Rick Baker compared his experience on this, as the same as his experience on making An American Werewolf in London (1981). He said, about the werewolf make-up, "David Naughton basically had no body hair, but Benicio Del Toro is so hairy, making him up as the Wolfman was so easy."
During a 2011 speech at the Savannah Film Festival, Ron Meyer, the President and Chief Operating Officer of Universal Studios, said that this movie was one of the two worst movies that Universal Pictures had ever made. The other one he singled out was Babe: Pig in the City (1998).
We first meet David Schofield (Constable Nye) in the local village pub. He made a similar appearance in "The Slaughtered Lamb" in An American Werewolf in London (1981). This movie is also about an American werewolf in London.
As Inspector Aberline (Hugo Weaving) talks to Mrs. Kirk (Lorraine Hilton) at the pub, a large advertisement reading "Odgen's" can be seen on the back of his newspaper. This is actually a period accurate add for Ogden Tobacco, a very popular brand of cigarettes that started in the 1860s in Britain, and existed fro more than a century. Interestingly, this company was the first to include collectible cards in its packs, featuring everything from historical figures to animals or exotic locations.
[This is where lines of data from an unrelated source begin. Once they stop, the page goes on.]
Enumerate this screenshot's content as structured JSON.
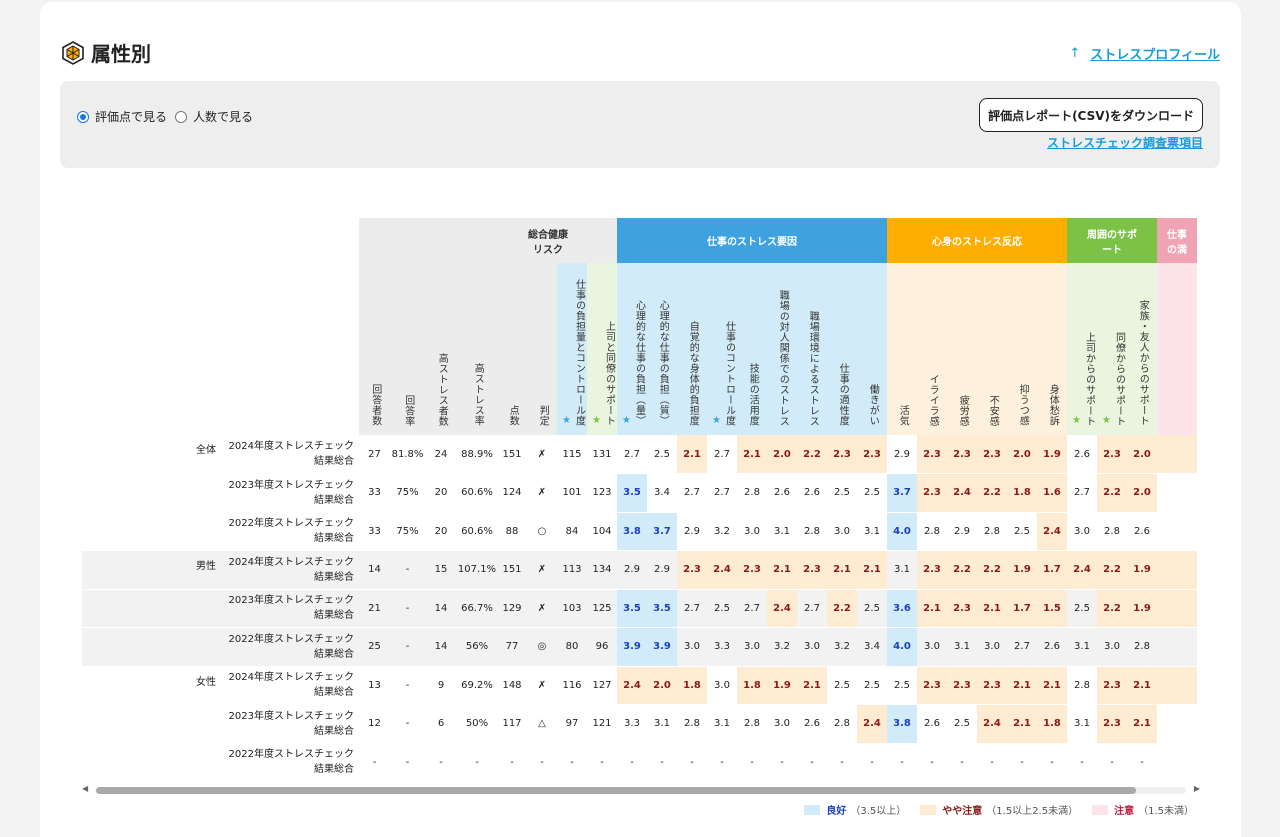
{
  "page": {
    "title": "属性別",
    "profile_link": "ストレスプロフィール",
    "profile_arrow": "↑"
  },
  "controls": {
    "radio_score": "評価点で見る",
    "radio_count": "人数で見る",
    "download_button": "評価点レポート(CSV)をダウンロード",
    "survey_link": "ストレスチェック調査票項目"
  },
  "section": {
    "title": "性別"
  },
  "table": {
    "groups": {
      "overall": "総合健康\nリスク",
      "stress_factors": "仕事のストレス要因",
      "stress_reactions": "心身のストレス反応",
      "support": "周囲のサポ\nート",
      "next": "仕事\nの満"
    },
    "columns": {
      "respondents": "回答者数",
      "response_rate": "回答率",
      "high_stress_count": "高ストレス者数",
      "high_stress_rate": "高ストレス率",
      "score": "点数",
      "judgment": "判定",
      "c_load_control": "仕事の負担量とコントロール度",
      "c_boss_peer": "上司と同僚のサポート",
      "f_quant": "心理的な仕事の負担（量）",
      "f_qual": "心理的な仕事の負担（質）",
      "f_physical": "自覚的な身体的負担度",
      "f_control": "仕事のコントロール度",
      "f_skill": "技能の活用度",
      "f_interpersonal": "職場の対人関係でのストレス",
      "f_environment": "職場環境によるストレス",
      "f_fitness": "仕事の適性度",
      "f_reward": "働きがい",
      "r_vigor": "活気",
      "r_irritation": "イライラ感",
      "r_fatigue": "疲労感",
      "r_anxiety": "不安感",
      "r_depression": "抑うつ感",
      "r_somatic": "身体愁訴",
      "s_boss": "上司からのサポート",
      "s_peer": "同僚からのサポート",
      "s_family": "家族・友人からのサポート"
    },
    "groups_rows": [
      {
        "label": "全体",
        "rows": [
          {
            "year": "2024年度ストレスチェック",
            "sub": "結果総合",
            "v": [
              "27",
              "81.8%",
              "24",
              "88.9%",
              "151",
              "✗",
              "115",
              "131",
              "2.7",
              "2.5",
              "2.1",
              "2.7",
              "2.1",
              "2.0",
              "2.2",
              "2.3",
              "2.3",
              "2.9",
              "2.3",
              "2.3",
              "2.3",
              "2.0",
              "1.9",
              "2.6",
              "2.3",
              "2.0"
            ]
          },
          {
            "year": "2023年度ストレスチェック",
            "sub": "結果総合",
            "v": [
              "33",
              "75%",
              "20",
              "60.6%",
              "124",
              "✗",
              "101",
              "123",
              "3.5",
              "3.4",
              "2.7",
              "2.7",
              "2.8",
              "2.6",
              "2.6",
              "2.5",
              "2.5",
              "3.7",
              "2.3",
              "2.4",
              "2.2",
              "1.8",
              "1.6",
              "2.7",
              "2.2",
              "2.0"
            ]
          },
          {
            "year": "2022年度ストレスチェック",
            "sub": "結果総合",
            "v": [
              "33",
              "75%",
              "20",
              "60.6%",
              "88",
              "○",
              "84",
              "104",
              "3.8",
              "3.7",
              "2.9",
              "3.2",
              "3.0",
              "3.1",
              "2.8",
              "3.0",
              "3.1",
              "4.0",
              "2.8",
              "2.9",
              "2.8",
              "2.5",
              "2.4",
              "3.0",
              "2.8",
              "2.6"
            ]
          }
        ]
      },
      {
        "label": "男性",
        "rows": [
          {
            "year": "2024年度ストレスチェック",
            "sub": "結果総合",
            "v": [
              "14",
              "-",
              "15",
              "107.1%",
              "151",
              "✗",
              "113",
              "134",
              "2.9",
              "2.9",
              "2.3",
              "2.4",
              "2.3",
              "2.1",
              "2.3",
              "2.1",
              "2.1",
              "3.1",
              "2.3",
              "2.2",
              "2.2",
              "1.9",
              "1.7",
              "2.4",
              "2.2",
              "1.9"
            ]
          },
          {
            "year": "2023年度ストレスチェック",
            "sub": "結果総合",
            "v": [
              "21",
              "-",
              "14",
              "66.7%",
              "129",
              "✗",
              "103",
              "125",
              "3.5",
              "3.5",
              "2.7",
              "2.5",
              "2.7",
              "2.4",
              "2.7",
              "2.2",
              "2.5",
              "3.6",
              "2.1",
              "2.3",
              "2.1",
              "1.7",
              "1.5",
              "2.5",
              "2.2",
              "1.9"
            ]
          },
          {
            "year": "2022年度ストレスチェック",
            "sub": "結果総合",
            "v": [
              "25",
              "-",
              "14",
              "56%",
              "77",
              "◎",
              "80",
              "96",
              "3.9",
              "3.9",
              "3.0",
              "3.3",
              "3.0",
              "3.2",
              "3.0",
              "3.2",
              "3.4",
              "4.0",
              "3.0",
              "3.1",
              "3.0",
              "2.7",
              "2.6",
              "3.1",
              "3.0",
              "2.8"
            ]
          }
        ]
      },
      {
        "label": "女性",
        "rows": [
          {
            "year": "2024年度ストレスチェック",
            "sub": "結果総合",
            "v": [
              "13",
              "-",
              "9",
              "69.2%",
              "148",
              "✗",
              "116",
              "127",
              "2.4",
              "2.0",
              "1.8",
              "3.0",
              "1.8",
              "1.9",
              "2.1",
              "2.5",
              "2.5",
              "2.5",
              "2.3",
              "2.3",
              "2.3",
              "2.1",
              "2.1",
              "2.8",
              "2.3",
              "2.1"
            ]
          },
          {
            "year": "2023年度ストレスチェック",
            "sub": "結果総合",
            "v": [
              "12",
              "-",
              "6",
              "50%",
              "117",
              "△",
              "97",
              "121",
              "3.3",
              "3.1",
              "2.8",
              "3.1",
              "2.8",
              "3.0",
              "2.6",
              "2.8",
              "2.4",
              "3.8",
              "2.6",
              "2.5",
              "2.4",
              "2.1",
              "1.8",
              "3.1",
              "2.3",
              "2.1"
            ]
          },
          {
            "year": "2022年度ストレスチェック",
            "sub": "結果総合",
            "v": [
              "-",
              "-",
              "-",
              "-",
              "-",
              "-",
              "-",
              "-",
              "-",
              "-",
              "-",
              "-",
              "-",
              "-",
              "-",
              "-",
              "-",
              "-",
              "-",
              "-",
              "-",
              "-",
              "-",
              "-",
              "-",
              "-"
            ]
          }
        ]
      }
    ],
    "highlight": [
      [
        "",
        "",
        "",
        "",
        "",
        "",
        "",
        "",
        "",
        "",
        "y",
        "",
        "y",
        "y",
        "y",
        "y",
        "y",
        "",
        "y",
        "y",
        "y",
        "y",
        "y",
        "",
        "y",
        "y"
      ],
      [
        "",
        "",
        "",
        "",
        "",
        "",
        "",
        "",
        "g",
        "",
        "",
        "",
        "",
        "",
        "",
        "",
        "",
        "g",
        "y",
        "y",
        "y",
        "y",
        "y",
        "",
        "y",
        "y"
      ],
      [
        "",
        "",
        "",
        "",
        "",
        "",
        "",
        "",
        "g",
        "g",
        "",
        "",
        "",
        "",
        "",
        "",
        "",
        "g",
        "",
        "",
        "",
        "",
        "y",
        "",
        "",
        ""
      ],
      [
        "",
        "",
        "",
        "",
        "",
        "",
        "",
        "",
        "",
        "",
        "y",
        "y",
        "y",
        "y",
        "y",
        "y",
        "y",
        "",
        "y",
        "y",
        "y",
        "y",
        "y",
        "y",
        "y",
        "y"
      ],
      [
        "",
        "",
        "",
        "",
        "",
        "",
        "",
        "",
        "g",
        "g",
        "",
        "",
        "",
        "y",
        "",
        "y",
        "",
        "g",
        "y",
        "y",
        "y",
        "y",
        "y",
        "",
        "y",
        "y"
      ],
      [
        "",
        "",
        "",
        "",
        "",
        "",
        "",
        "",
        "g",
        "g",
        "",
        "",
        "",
        "",
        "",
        "",
        "",
        "g",
        "",
        "",
        "",
        "",
        "",
        "",
        "",
        ""
      ],
      [
        "",
        "",
        "",
        "",
        "",
        "",
        "",
        "",
        "y",
        "y",
        "y",
        "",
        "y",
        "y",
        "y",
        "",
        "",
        "",
        "y",
        "y",
        "y",
        "y",
        "y",
        "",
        "y",
        "y"
      ],
      [
        "",
        "",
        "",
        "",
        "",
        "",
        "",
        "",
        "",
        "",
        "",
        "",
        "",
        "",
        "",
        "",
        "y",
        "g",
        "",
        "",
        "y",
        "y",
        "y",
        "",
        "y",
        "y"
      ],
      [
        "",
        "",
        "",
        "",
        "",
        "",
        "",
        "",
        "",
        "",
        "",
        "",
        "",
        "",
        "",
        "",
        "",
        "",
        "",
        "",
        "",
        "",
        "",
        "",
        "",
        ""
      ]
    ]
  },
  "legend": {
    "good_label": "良好",
    "good_range": "（3.5以上）",
    "caution_label": "やや注意",
    "caution_range": "（1.5以上2.5未満）",
    "warning_label": "注意",
    "warning_range": "（1.5未満）",
    "good_color": "#d2ebf8",
    "caution_color": "#fdecd2",
    "warning_color": "#fce4e9"
  }
}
Nowadays, Ogden's cards are priced collectibles and highly sought: One of the rarest and most popular ones was the 1920 famous actors series featuring Lon Chaney, Jr., the original Wolf Man.
In the original release, Lawrence Talbot is described as the greatest actor in America and a guest performer with the Royal Shakespeare company. This version includes a scene from Hamlet in which Benicio Del Toro's bad performance shows that he is completely unsuitable for playing Shakespeare. In the current revised version, there are images of Del Toro on stage as Hamlet, and a passing reference to his being an actor, but nothing more.
Francis Magee, who (unconfirmed) played the uncredited man in the bar early in this movie who first suggests a werewolf is the culprit, and Gemma Whelan, who played Gwen's (Emily Blunt's) maid, appeared on Game of Thrones (2011). Magee appeared as Yoren (2011 to 2012) and Whelan appeared as Yara Greyjoy (2012 to 2014 and 2016 to present).
Max von Sydow: Seen only in the Director's Cut in an uncredited cameo, he played a character who says he purchased the silver-headed cane at Gevaudan "lifetimes ago". Gevaudan (a French county now renamed Lozere) was famous for a series of attacks on humans in the 1760s, attributed to a werewolf-like "Beast of Gevaudan", elaborated on in Brotherhood of the Wolf (2001).
The trivia items below may give away important plot points.
Two other endings were filmed, but not used. In one, Lawrence (Benicio Del Toro) bites Gwen (Emily Blunt) on the neck before she shoots him with the silver bullet. She looks up and stares at the moon as he dies. In the other ending, Gwen does not manage to shoot Lawrence before she dies from his attack, and he stands up and stares directly at the camera and growls. Ultimately, the decision was made to have Gwen shoot Lawrence, and escape unharmed.
The only make-up effect, with which Rick Baker wasn't involved, was the feral mountain boy, who bit Sir John Talbot. The reason for this, is because he felt it was a mistake to show it the way seen in this movie. Roz Abery designed that make-up.